8. Angesichts des Vorangegangenen, empfiehlt der Kongress dem Ministerkomitee des Europarates:

a. die Regierungen der Mitgliedstaaten aufzufordern, spezifische Maßnahmen zur Bekämpfung der medizinischen Verödung in den betroffenen europäischen Regionen zu ergreifen, insbesondere:

i.       permanente Instrumente einzusetzen, um schwache Gebiete zu identifizieren oder Gebiete, die durch die Verteilung der Gesundheitsdienste und die Überalterung des Pflegepersonals geschwächt werden;

ii.       die Koordination zwischen der Gesundheitspolitik und der Raumordnungspolitik zu verbessern, insbesondere bei der Stadtplanung und der Verteilung der Sozialdienste für Personen und Familien, besonders für ältere Menschen und Minderjährige (um die negativen Folgen der sozialen Benachteiligung auf ihre Gesundheit auszugleichen);

iii.      die soziale Situation beim Vergleich der regionalen Gesundheitssysteme zu berücksichtigen;


iv.      die Niederlassung der im Gesundheitswesen tätigen Personen noch stärker zu regeln und sie davon abzubringen, sich in Regionen niederzulassen, die bereits gut versorgt sind, und sie zu ermutigen in Regionen zu praktizieren, in denen es wenig Ärzte gibt, hierzu:

- weitere medizinische Fakultäten in den ländlichen Regionen einzurichten;

- in das Medizinstudium Programme aufzunehmen, die die Studenten besser auf die medizinische Praxis in ländlichen oder schlecht versorgten Gebieten vorbereiten, insbesondere durch Praktika, in denen die Studenten mit dieser Praxis konfrontiert werden;

- finanzielle Beihilfen für die medizinische Ausbildung anzubieten gegen eine Verpflichtung der Studenten, in ländlichen oder schlecht versorgten Gebieten zu praktizieren;

- das Gehalt in den ländlichen Gebieten anzuheben und Maßnahmen zur Steuerbefreiung und Befreiung von Sozialabgaben vorzusehen;

v. die Verteilung der Kompetenzen zwischen dem Pflegepersonal (Übertragung von Aufgaben zwischen Ärzten und Krankenpflegern oder Allgemeinmedizinern und Fachärzten) zu klären und zu überprüfen und zwar durch eine andauernde medizinische Weiterbildung sowie durch die Einrichtung neuer Ausbildungen, d.h. neuer Berufe im Gesundheitsbereich;

vi. die Zusammenarbeit zwischen Ärzten und medizinischem Personal zu stärken;

b. den Europäischen Gesundheitsausschuss (CDSP) aufzufordern, im Rahmen seiner Aktivitäten zur Planung und Organisation der Gesundheitsdienste auf Ebene der Primär- und Sekundärversorgung, Maßnahmen  der Mitgliedstaaten zu erwägen, damit eine optimale Verteilung der Gesundheitsversorgung in den Regionen Europas gewährleistet ist.
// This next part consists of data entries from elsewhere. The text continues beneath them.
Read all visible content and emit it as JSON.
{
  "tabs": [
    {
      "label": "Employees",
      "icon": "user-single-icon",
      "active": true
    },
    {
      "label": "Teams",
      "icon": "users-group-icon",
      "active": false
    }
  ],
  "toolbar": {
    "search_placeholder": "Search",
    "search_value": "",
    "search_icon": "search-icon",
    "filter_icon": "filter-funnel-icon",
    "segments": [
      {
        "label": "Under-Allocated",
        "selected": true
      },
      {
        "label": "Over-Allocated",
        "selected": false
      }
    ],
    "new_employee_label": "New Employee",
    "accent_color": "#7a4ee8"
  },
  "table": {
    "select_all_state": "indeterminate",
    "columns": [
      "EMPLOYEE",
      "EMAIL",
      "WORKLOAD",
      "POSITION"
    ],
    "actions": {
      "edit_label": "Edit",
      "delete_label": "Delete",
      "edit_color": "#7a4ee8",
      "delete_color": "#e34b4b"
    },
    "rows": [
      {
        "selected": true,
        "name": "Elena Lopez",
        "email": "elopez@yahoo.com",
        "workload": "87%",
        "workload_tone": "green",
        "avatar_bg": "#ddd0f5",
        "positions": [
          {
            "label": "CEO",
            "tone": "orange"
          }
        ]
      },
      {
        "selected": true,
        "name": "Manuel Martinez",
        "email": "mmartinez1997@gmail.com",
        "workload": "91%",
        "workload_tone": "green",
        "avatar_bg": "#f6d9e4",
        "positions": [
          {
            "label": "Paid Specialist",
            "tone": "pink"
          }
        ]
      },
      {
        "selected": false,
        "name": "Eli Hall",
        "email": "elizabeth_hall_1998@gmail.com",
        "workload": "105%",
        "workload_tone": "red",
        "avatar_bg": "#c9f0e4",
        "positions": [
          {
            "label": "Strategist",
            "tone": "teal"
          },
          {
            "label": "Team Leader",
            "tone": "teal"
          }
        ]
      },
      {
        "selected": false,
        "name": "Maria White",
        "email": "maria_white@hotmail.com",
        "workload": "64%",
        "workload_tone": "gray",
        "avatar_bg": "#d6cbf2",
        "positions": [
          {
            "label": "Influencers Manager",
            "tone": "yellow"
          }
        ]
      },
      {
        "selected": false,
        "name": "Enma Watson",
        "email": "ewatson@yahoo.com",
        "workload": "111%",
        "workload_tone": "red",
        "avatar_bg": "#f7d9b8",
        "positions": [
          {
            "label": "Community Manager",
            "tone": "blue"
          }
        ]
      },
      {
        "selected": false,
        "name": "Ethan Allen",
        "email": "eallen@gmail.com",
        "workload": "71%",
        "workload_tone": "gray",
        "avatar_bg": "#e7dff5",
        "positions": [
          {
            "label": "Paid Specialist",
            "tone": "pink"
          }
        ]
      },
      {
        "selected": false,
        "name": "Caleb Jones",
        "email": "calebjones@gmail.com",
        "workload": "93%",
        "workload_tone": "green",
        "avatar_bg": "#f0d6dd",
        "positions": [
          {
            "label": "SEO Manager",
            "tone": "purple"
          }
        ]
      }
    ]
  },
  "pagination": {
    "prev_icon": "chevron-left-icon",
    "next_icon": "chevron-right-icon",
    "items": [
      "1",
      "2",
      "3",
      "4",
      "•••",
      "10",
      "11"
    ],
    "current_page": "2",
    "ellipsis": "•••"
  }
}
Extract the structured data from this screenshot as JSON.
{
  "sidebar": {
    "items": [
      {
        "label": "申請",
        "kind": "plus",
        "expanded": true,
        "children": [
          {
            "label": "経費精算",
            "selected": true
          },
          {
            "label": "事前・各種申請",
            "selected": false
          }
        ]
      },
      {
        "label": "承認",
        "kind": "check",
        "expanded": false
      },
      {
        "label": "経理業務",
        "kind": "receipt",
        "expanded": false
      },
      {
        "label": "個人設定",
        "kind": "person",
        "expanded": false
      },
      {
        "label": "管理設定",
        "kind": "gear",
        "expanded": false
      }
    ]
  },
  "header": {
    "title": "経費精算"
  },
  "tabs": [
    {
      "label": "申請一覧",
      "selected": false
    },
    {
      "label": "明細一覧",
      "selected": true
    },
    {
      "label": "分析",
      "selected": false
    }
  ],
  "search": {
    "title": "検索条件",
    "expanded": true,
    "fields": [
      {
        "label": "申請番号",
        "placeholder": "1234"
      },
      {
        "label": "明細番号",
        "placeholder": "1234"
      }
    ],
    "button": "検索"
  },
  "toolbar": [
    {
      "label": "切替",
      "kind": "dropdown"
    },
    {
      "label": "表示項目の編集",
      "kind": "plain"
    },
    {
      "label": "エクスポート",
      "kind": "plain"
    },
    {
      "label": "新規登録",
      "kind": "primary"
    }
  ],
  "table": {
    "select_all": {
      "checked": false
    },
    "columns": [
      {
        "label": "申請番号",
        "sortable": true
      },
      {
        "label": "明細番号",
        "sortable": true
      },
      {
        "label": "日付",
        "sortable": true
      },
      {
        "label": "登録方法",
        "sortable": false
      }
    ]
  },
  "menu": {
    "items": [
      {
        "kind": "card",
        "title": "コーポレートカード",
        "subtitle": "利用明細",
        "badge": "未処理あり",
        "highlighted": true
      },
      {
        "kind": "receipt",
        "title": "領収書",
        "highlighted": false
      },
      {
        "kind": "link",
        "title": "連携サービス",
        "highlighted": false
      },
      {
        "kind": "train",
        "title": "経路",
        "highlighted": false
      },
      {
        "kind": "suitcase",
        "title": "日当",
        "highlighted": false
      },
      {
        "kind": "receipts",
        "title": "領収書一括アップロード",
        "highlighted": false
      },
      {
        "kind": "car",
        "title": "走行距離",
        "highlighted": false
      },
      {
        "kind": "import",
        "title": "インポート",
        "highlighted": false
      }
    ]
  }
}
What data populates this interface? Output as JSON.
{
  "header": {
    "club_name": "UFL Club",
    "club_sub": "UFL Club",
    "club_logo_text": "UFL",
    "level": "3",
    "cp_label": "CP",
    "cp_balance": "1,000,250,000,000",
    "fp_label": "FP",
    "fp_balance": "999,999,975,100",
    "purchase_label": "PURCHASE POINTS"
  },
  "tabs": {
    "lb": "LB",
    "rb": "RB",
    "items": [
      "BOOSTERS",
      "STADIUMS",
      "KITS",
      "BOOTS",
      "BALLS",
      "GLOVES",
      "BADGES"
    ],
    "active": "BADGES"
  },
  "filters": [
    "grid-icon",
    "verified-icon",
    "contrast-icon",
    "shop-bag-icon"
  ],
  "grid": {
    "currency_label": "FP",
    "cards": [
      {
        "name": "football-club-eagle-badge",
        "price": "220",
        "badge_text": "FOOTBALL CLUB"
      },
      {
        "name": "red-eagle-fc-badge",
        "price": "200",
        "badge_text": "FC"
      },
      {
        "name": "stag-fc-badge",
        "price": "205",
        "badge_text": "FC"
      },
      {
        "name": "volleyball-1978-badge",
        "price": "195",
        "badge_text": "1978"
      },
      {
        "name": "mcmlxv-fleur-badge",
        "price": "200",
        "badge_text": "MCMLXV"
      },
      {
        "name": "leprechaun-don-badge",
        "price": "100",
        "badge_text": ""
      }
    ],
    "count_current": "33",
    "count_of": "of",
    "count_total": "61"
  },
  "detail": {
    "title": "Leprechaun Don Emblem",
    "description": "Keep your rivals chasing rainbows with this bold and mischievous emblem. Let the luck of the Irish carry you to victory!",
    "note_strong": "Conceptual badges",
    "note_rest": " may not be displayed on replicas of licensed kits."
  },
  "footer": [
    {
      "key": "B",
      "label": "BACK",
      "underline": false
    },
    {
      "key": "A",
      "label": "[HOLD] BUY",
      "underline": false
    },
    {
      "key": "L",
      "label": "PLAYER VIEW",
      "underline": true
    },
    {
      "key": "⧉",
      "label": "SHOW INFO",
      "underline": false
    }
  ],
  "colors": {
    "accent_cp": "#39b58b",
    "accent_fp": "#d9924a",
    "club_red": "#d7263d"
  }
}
[1] Diskussion und Zustimmung durch die Kammer der Regionen am 30. Mai 2007 und Annahme durch den Kongress am 1. Juni 2007, 3. Sitzung (siehe Dokument CPR(14)4REC, Empfehlungsentwurf vorgelegt durch N. Evdokimova (Russische Föderation, R, NI) und P. Muratore (Italien, R, ILDG), Berichterstatter).